Il est des mises en scène qui trahissent plus qu’elles ne rassurent. Le dernier sommet de l’Alliance des États du Sahel appartient à cette catégorie : un cérémonial martial, savamment chorégraphié, où des dirigeants en treillis se félicitent mutuellement pendant que, hors champ, les sociétés qu’ils prétendent sauver s’enlisent dans la peur, la misère et l’isolement. L’image est éloquente. Elle raconte moins une affirmation de puissance qu’un profond malaise politique.
L’Afrique de l’Ouest vit une anomalie durable : jamais la région n’avait compté autant de régimes militaires simultanément. Ce constat devrait susciter une alarme collective. Il est au contraire brandi par certains comme une preuve de renaissance souveraine. Or le paradoxe est cruel. Au nom d’une rupture proclamée avec l’Occident, ces juntes se placent sous l’influence d’un autre pôle de puissance, substituant une dépendance à une autre. Le souverainisme invoqué devient alors un slogan à géométrie variable, vidé de sa substance démocratique.
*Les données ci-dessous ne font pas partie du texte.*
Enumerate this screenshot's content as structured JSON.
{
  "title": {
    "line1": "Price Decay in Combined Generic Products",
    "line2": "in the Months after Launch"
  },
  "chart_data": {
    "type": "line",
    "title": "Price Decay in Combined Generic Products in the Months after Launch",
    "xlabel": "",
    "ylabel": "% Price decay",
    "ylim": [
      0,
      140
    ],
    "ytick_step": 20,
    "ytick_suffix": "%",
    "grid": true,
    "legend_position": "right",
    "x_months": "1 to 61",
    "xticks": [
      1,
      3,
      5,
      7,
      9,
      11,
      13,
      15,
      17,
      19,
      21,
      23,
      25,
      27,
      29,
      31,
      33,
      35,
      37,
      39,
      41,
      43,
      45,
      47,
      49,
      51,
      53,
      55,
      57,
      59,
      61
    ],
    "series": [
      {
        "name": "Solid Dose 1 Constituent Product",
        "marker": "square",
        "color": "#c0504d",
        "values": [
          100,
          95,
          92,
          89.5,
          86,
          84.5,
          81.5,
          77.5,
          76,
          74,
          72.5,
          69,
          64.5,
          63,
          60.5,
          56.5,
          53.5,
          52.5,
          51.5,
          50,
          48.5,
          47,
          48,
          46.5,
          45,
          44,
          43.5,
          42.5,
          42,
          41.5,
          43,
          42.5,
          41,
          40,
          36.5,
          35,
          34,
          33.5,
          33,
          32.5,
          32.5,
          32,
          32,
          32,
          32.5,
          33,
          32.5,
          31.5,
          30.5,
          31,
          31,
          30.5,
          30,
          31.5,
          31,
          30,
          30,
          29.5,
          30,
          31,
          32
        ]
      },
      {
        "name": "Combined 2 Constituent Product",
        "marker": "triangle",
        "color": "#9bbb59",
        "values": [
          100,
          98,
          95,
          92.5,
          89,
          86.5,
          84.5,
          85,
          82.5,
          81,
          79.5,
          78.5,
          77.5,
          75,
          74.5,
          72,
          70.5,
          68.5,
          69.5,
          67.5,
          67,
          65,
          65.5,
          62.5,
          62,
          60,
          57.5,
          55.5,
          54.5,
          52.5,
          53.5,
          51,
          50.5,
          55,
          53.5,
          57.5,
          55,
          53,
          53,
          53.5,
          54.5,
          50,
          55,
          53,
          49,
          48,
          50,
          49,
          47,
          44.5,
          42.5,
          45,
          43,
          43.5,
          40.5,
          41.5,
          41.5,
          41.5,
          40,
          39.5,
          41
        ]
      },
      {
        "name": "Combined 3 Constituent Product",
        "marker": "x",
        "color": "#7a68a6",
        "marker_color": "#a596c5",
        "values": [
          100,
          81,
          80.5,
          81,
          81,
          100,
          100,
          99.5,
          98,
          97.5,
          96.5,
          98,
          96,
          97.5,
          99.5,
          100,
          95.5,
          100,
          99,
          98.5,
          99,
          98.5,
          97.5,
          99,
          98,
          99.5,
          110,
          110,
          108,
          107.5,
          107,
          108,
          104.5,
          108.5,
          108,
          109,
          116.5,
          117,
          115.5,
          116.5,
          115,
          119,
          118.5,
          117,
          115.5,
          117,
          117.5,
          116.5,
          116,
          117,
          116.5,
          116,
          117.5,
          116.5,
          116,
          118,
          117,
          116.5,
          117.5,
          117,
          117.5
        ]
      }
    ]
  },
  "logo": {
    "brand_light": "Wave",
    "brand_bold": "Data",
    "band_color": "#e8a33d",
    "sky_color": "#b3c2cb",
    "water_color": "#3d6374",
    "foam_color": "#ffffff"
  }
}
Le sommet de l’AES ne témoigne pas d’un sursaut courageux, mais d’un aveu d’impuissance. Incapacité à dessiner une transition crédible vers l’ordre constitutionnel. Incapacité à traduire les promesses de sécurité en résultats tangibles. Incapacité, enfin, à distinguer l’autorité légitime de l’autoritarisme brut. Derrière les discours offensifs et la désignation commode d’ennemis extérieurs, les faits demeurent têtus : les attaques armées se multiplient, les économies se contractent, les libertés se rétractent.
Les régimes issus de coups de force parlent au nom du peuple tout en gouvernant sans mandat populaire. Ils promettent la dignité mais livrent surtout de la propagande. Ils dénoncent les anciennes tutelles tout en réinstallant des liens plus obscurs, moins contrôlables, plus risqués. Ce qui s’organise au sein de l’AES n’a rien d’une refondation panafricaine ; c’est la banalisation de l’exception, la tentative de faire du putsch une norme et de l’uniforme une source de légitimité.
L’histoire du continent rappelle pourtant une évidence : la force des armes ne remplace jamais durablement la force du droit. Les défis du Sahel : terrorisme, pauvreté endémique, fractures sociales, jeunesse sans horizon ne se résolvent ni par des parades militaires ni par des sommets de l’entre-soi. Ils exigent des institutions crédibles, des politiques publiques cohérentes, de la transparence et une responsabilité devant les citoyens.
Soutenir l’AES par réflexe anti-impérial relève d’une facilité intellectuelle dangereuse. Critiquer les déséquilibres de l’ordre international est légitime ; justifier la confiscation du pouvoir par des militaires ne l’est pas. L’Afrique ne se libérera pas en troquant des présidents élus contre des capitaines autoproclamés.
Ce sommet restera sans doute comme le symbole d’un moment de confusion où l’échec s’est déguisé en résistance et l’improvisation en révolution. Il est temps de le dire sans détour : l’avenir de l’Afrique de l’Ouest ne se bâtira ni dans les casernes ni dans les cérémonies martiales, mais dans le retour assumé à la primauté du civil, à la légitimité démocratique et à une gouvernance au service des peuples.